About a year ago, I happened upon this statement about the Monitor in the Harvard Business Review – under the charming heading of “do things that don’t interest you”:

“Many things that end up” being meaningful, writes social scientist Joseph Grenny, “have come from conference workshops, articles, or online videos that began as a chore and ended with an insight. My work in Kenya, for example, was heavily influenced by a Christian Science Monitor article I had forced myself to read 10 years earlier. Sometimes, we call things ‘boring’ simply because they lie outside the box we are currently in.”

If you were to come up with a punchline to a joke about the Monitor, that would probably be it. We’re seen as being global, fair, insightful, and perhaps a bit too earnest. We’re the bran muffin of journalism.

But you know what? We change lives. And I’m going to argue that we change lives precisely because we force open that too-small box that most human beings think they live in.

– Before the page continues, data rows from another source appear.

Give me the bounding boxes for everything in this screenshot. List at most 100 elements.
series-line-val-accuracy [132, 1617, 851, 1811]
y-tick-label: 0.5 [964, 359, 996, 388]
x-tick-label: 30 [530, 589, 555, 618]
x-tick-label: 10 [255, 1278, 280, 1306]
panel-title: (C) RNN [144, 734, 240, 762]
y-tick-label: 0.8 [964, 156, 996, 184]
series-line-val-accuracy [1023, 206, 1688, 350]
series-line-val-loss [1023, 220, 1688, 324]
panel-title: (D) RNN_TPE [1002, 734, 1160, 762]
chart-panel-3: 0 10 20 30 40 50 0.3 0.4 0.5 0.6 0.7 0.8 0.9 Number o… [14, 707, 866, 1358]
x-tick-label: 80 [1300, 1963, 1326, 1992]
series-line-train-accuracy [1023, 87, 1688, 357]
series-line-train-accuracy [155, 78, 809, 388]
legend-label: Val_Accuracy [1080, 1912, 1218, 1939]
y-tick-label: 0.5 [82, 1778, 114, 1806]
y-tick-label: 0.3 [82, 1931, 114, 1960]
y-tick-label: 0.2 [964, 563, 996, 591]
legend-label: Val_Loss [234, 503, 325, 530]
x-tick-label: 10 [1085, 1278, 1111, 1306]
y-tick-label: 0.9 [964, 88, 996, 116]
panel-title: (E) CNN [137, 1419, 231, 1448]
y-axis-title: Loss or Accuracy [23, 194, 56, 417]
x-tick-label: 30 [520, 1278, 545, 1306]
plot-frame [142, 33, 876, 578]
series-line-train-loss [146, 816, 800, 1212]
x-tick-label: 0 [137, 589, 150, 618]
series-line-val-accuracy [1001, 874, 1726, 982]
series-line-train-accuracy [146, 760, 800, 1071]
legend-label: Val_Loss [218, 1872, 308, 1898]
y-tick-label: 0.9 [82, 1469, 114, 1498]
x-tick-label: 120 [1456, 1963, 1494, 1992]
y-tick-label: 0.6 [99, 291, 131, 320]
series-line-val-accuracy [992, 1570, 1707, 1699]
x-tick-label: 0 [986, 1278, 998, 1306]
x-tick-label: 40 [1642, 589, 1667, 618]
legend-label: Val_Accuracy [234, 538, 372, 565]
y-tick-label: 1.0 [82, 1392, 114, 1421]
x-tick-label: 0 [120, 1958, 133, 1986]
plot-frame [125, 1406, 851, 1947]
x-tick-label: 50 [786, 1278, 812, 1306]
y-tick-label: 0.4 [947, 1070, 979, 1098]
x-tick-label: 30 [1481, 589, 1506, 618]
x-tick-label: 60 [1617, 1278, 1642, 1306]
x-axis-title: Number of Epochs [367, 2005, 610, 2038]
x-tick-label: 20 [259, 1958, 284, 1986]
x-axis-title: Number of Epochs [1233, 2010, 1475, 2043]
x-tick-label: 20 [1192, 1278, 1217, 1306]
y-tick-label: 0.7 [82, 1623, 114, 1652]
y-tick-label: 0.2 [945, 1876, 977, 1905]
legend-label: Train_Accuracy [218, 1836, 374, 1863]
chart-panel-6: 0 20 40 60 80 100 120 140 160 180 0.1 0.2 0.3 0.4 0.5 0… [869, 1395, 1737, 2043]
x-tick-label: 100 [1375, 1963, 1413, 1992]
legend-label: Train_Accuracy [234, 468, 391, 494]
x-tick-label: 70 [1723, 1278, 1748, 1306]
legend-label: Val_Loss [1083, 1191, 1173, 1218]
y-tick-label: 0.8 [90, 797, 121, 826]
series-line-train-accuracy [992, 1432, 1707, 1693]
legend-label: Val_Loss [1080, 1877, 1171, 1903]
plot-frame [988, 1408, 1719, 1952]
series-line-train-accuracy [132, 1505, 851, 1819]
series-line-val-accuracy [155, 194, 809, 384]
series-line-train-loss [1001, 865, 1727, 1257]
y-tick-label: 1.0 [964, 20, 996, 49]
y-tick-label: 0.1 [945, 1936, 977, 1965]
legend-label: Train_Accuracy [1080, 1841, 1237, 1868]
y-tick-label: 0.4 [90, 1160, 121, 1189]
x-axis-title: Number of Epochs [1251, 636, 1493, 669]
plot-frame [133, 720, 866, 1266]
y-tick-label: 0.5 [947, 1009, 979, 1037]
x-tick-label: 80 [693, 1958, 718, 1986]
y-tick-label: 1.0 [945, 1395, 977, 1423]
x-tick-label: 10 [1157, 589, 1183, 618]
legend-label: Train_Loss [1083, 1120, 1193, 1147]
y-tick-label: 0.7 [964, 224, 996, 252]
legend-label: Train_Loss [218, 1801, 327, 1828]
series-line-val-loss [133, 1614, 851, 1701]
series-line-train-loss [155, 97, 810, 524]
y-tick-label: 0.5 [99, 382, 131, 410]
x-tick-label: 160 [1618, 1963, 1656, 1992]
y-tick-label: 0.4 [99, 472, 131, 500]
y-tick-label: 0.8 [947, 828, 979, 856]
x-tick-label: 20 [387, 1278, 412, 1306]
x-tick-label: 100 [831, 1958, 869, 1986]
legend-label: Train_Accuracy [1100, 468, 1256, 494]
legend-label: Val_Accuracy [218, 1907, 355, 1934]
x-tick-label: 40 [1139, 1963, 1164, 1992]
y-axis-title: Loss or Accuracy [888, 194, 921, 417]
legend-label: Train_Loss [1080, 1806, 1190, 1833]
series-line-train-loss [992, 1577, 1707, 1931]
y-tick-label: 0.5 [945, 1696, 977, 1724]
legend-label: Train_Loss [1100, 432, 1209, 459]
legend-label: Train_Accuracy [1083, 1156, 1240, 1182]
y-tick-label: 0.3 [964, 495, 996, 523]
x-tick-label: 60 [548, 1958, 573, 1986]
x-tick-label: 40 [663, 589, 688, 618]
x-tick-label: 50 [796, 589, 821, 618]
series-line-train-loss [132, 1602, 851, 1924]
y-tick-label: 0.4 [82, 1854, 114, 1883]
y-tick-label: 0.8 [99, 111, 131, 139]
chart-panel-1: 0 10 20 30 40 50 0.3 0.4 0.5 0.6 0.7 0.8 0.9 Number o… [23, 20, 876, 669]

The Monitor is a peculiar little publication that’s hard for the world to figure out. We’re run by a church, but we’re not only for church members and we’re not about converting people. We’re known as being fair even as the world becomes as polarized as at any time since the newspaper’s founding in 1908.

We have a mission beyond circulation, we want to bridge divides. We’re about kicking down the door of thought everywhere and saying, “You are bigger and more capable than you realize. And we can prove it.”